One such practice is the uniquely Japanese sport of competitive karuta, a poetry-based card game, which was practically unknown outside Japan until recently. Even in Japan, this game was largely relegated to a New Year’s tradition and a game for older women before the publication of Suetsugu Yuki’s Chihayafuru in 2008. Chihayafuru blends elements of the popular sports genre with techniques and themes from shojo (girls’) manga, creating broad appeal and drawing the interest of a new generation of potential karuta players. The success of the manga led to an anime and three live action films as well as a range of spin-offs and merchandising and eventually, official English translations, opening it up to an international audience.

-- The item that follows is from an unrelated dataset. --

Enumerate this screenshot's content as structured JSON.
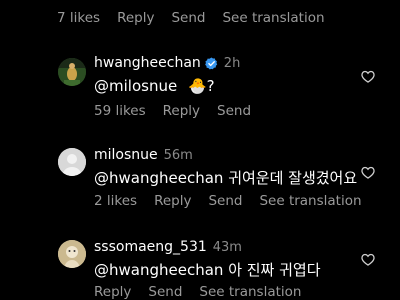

Visitors both international and domestic have made fan pilgrimages to the epicenter of karuta competitions, Ōmi Jingu, and the number of competitors in karuta competitions across Japan have increased every year since the first volume of Chihayafuru came out. A large competition welcoming foreigners was planned to coincide with the 2020 Olympics until the pandemic forced postponement. In this paper, I aim to present Chihayafuru as a case study of the immense and broad impact manga can have in Japan and abroad.